Watchdog Group Asks for Investigation into Deal Staffers Over Ethics Investigation

Georgia Watchdogs head Sabrina Smith
Georgia Watchdogs head Sabrina Smith
Credit Michell Eloy / WABE News

A local watchdog group has filed a complaint with the Georgia Inspector General’s Office, asking for an investigation into two of Gov. Nathan Deal’s top staffers over an ethics investigation.As heard on the radio

The group Georgia Watchdogs, a coalition of watchdog groups from across the state, says the complaint stems from a recently revealed 2012 memo from State Ethics Commission Chief Holly LaBerge.

In the memo – and in testimony to Fulton County Superior Court Judge Ural Glanville Monday – LaBerge said she felt pressured by Deal’s Chief of Staff Chris Riley, now with the campaign, and staff attorney Ryan Teague to settle an ethics investigation into Deal’s 2010 campaign.

Georgia Watchdogs head Sabrina Smith says if Riley and Teague were conducting official state business when they contacted LaBerge, or were using any state resources, such as a state-issued phone, it’s a violation of state law.

“If that occurred, and it occurred while they were on the taxpayer’s dime, while they were acting on behalf of the state – the governor’s office – versus on behalf of the campaign, then that’s definitely an issue that the public needs to be aware of,” she said.

LaBerge has said Teague called her personal cell phone while she was on vacation in July 2012 and issued the threat. She said she later exchanged texts with Teague and Riley.

Deal’s office has denied the two threatened LaBerge, and said the memo shows the governor’s legal team strongly advocating on his behalf.

Brian Robinson, spokesperson for Deal’s re-election campaign, called the complaint “just politics.”

“Repeating something that’s not true doesn’t make it true, no matter how often you repeat it,” he said.

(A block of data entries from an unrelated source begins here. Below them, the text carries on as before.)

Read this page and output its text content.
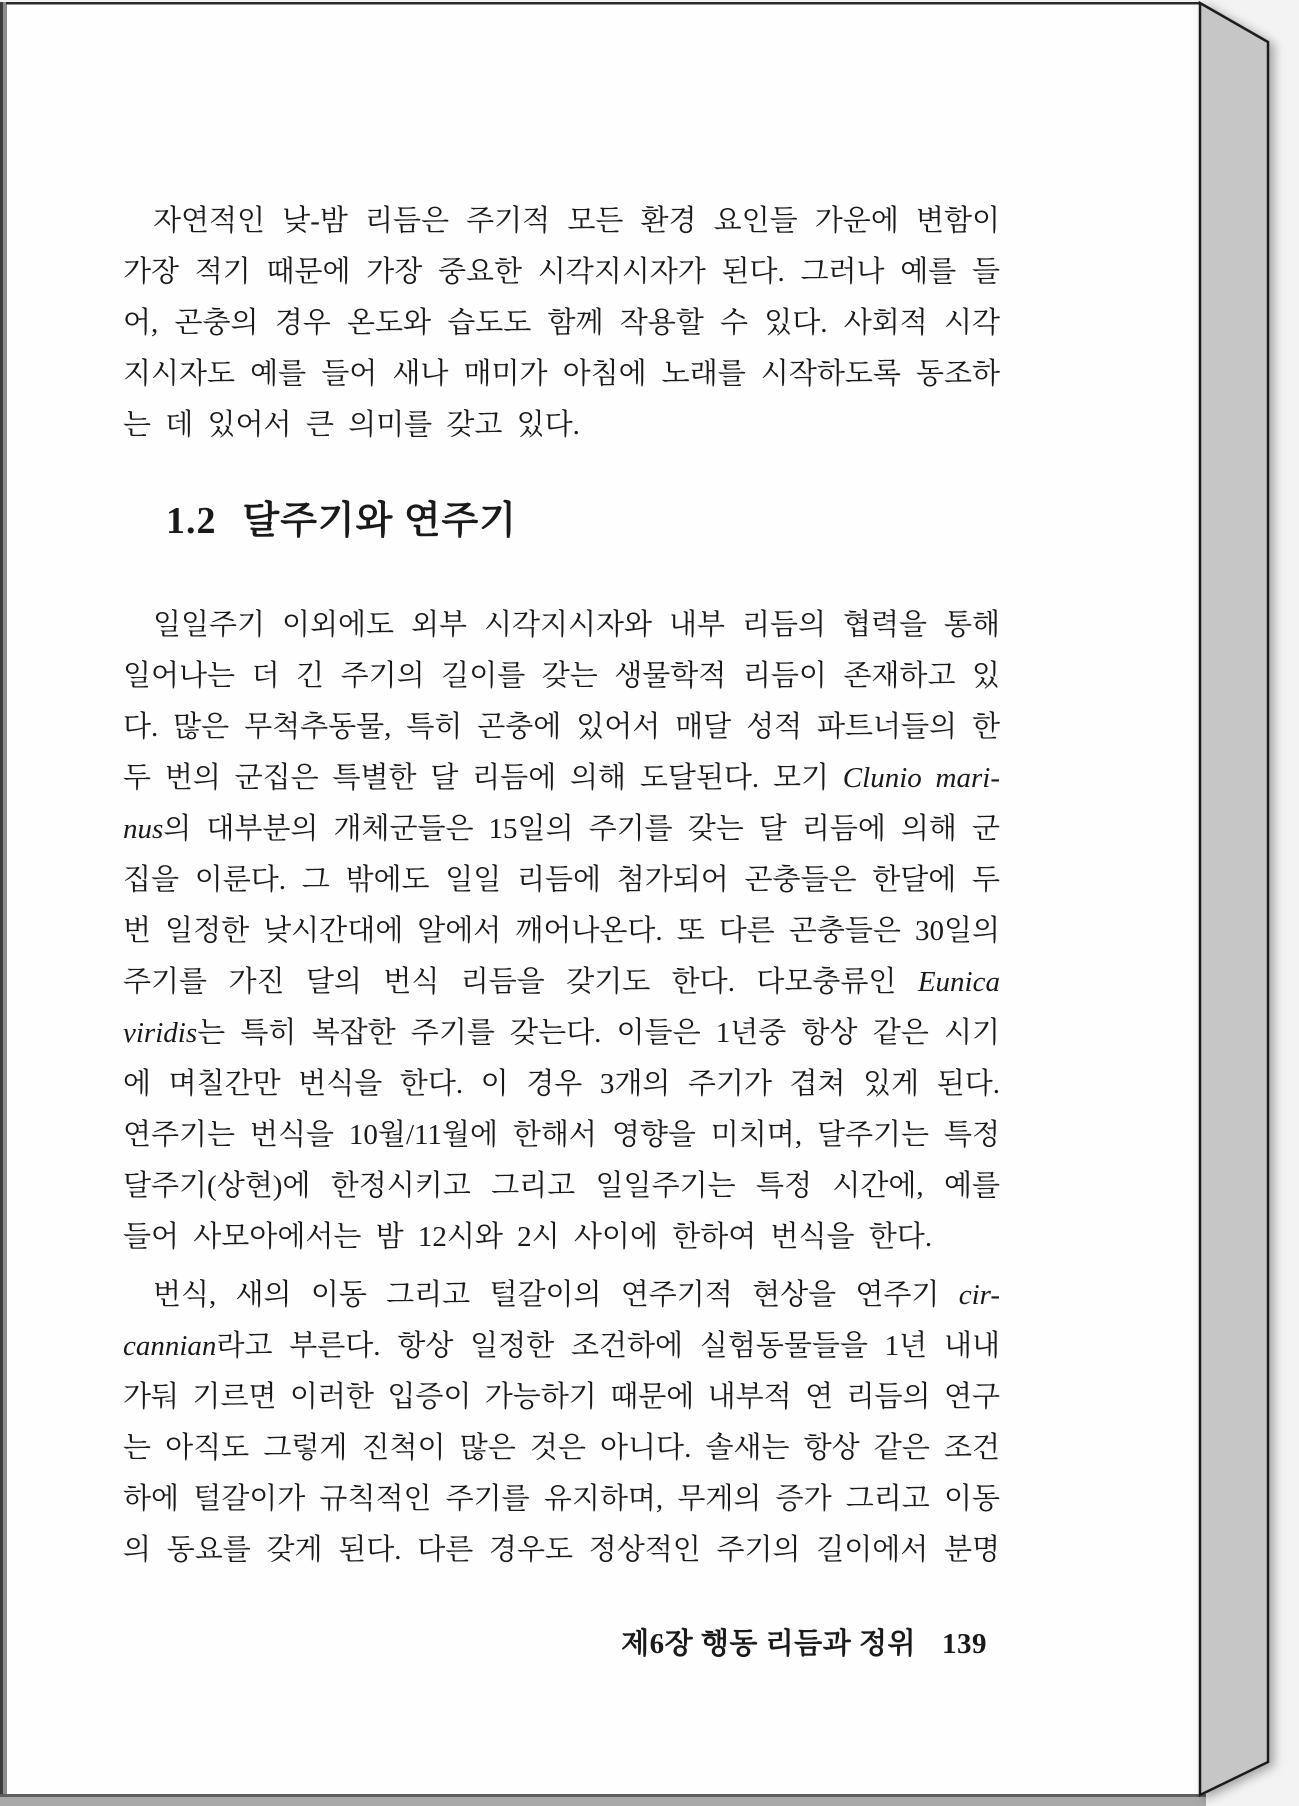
자연적인 낮-밤 리듬은 주기적 모든 환경 요인들 가운에 변함이
가장 적기 때문에 가장 중요한 시각지시자가 된다. 그러나 예를 들
어, 곤충의 경우 온도와 습도도 함께 작용할 수 있다. 사회적 시각
지시자도 예를 들어 새나 매미가 아침에 노래를 시작하도록 동조하
는 데 있어서 큰 의미를 갖고 있다.
1.2 달주기와 연주기
일일주기 이외에도 외부 시각지시자와 내부 리듬의 협력을 통해
일어나는 더 긴 주기의 길이를 갖는 생물학적 리듬이 존재하고 있
다. 많은 무척추동물, 특히 곤충에 있어서 매달 성적 파트너들의 한
두 번의 군집은 특별한 달 리듬에 의해 도달된다. 모기 Clunio mari-
nus의 대부분의 개체군들은 15일의 주기를 갖는 달 리듬에 의해 군
집을 이룬다. 그 밖에도 일일 리듬에 첨가되어 곤충들은 한달에 두
번 일정한 낮시간대에 알에서 깨어나온다. 또 다른 곤충들은 30일의
주기를 가진 달의 번식 리듬을 갖기도 한다. 다모충류인 Eunica
viridis는 특히 복잡한 주기를 갖는다. 이들은 1년중 항상 같은 시기
에 며칠간만 번식을 한다. 이 경우 3개의 주기가 겹쳐 있게 된다.
연주기는 번식을 10월/11월에 한해서 영향을 미치며, 달주기는 특정
달주기(상현)에 한정시키고 그리고 일일주기는 특정 시간에, 예를
들어 사모아에서는 밤 12시와 2시 사이에 한하여 번식을 한다.
번식, 새의 이동 그리고 털갈이의 연주기적 현상을 연주기 cir-
cannian라고 부른다. 항상 일정한 조건하에 실험동물들을 1년 내내
가둬 기르면 이러한 입증이 가능하기 때문에 내부적 연 리듬의 연구
는 아직도 그렇게 진척이 많은 것은 아니다. 솔새는 항상 같은 조건
하에 털갈이가 규칙적인 주기를 유지하며, 무게의 증가 그리고 이동
의 동요를 갖게 된다. 다른 경우도 정상적인 주기의 길이에서 분명
제6장 행동 리듬과 정위 139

Robinson said Teague and Riley used their personal phones, not state issued ones, to contact LaBerge about the investigation. He also disputed the timeline of events laid out in the complaint, pointing to a claim that LaBerge received a letter of recommendation from the governor’s office for another position during the investigation into Deal. Robinson said the letter was sent “long after the case was closed.”  

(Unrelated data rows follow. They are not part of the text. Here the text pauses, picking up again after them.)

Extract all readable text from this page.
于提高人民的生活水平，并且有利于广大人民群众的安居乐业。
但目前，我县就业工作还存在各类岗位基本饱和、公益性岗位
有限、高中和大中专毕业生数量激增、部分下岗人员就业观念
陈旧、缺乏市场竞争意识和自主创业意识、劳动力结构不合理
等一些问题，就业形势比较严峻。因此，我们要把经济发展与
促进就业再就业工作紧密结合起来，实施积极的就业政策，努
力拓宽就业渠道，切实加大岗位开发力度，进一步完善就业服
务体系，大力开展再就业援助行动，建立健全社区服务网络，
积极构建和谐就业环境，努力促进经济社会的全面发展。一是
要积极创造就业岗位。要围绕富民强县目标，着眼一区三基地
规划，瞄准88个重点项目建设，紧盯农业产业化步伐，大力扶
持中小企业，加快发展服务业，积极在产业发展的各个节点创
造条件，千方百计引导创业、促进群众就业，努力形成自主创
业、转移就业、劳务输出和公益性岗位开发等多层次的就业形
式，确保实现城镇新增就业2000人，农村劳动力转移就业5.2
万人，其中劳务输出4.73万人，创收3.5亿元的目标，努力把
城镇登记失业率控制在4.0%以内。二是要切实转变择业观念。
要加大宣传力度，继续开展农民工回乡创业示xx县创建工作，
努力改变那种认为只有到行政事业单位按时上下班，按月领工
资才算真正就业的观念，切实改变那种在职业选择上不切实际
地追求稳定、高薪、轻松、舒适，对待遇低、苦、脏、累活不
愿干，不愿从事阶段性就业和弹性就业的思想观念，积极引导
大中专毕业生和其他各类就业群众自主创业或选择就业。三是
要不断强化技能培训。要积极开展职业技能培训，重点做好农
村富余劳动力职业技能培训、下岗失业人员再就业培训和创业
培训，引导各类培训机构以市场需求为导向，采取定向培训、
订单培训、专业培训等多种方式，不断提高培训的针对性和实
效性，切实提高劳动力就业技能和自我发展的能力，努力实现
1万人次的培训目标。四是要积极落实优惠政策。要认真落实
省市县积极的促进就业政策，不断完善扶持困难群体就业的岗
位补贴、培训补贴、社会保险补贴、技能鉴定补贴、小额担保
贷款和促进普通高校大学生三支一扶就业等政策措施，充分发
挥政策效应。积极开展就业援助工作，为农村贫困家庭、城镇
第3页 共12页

“You must walk away with the impression that the accuser didn’t take this too seriously,” Robinson said.

Lawyers for former state ethics commission chief Stacy Kalberman have accused the state of illegally concealing key information, including the memo, in the lead up to her whistleblower trial. Kalberman won the case earlier this year after alleging she was forced from her job for investigating Deal’s 2010 campaign.

Judge Glanville has said he’ll decide by week’s end whether the state attorney general’s office, the ethics commission and LaBerge should be sanctioned for not turning over the documents.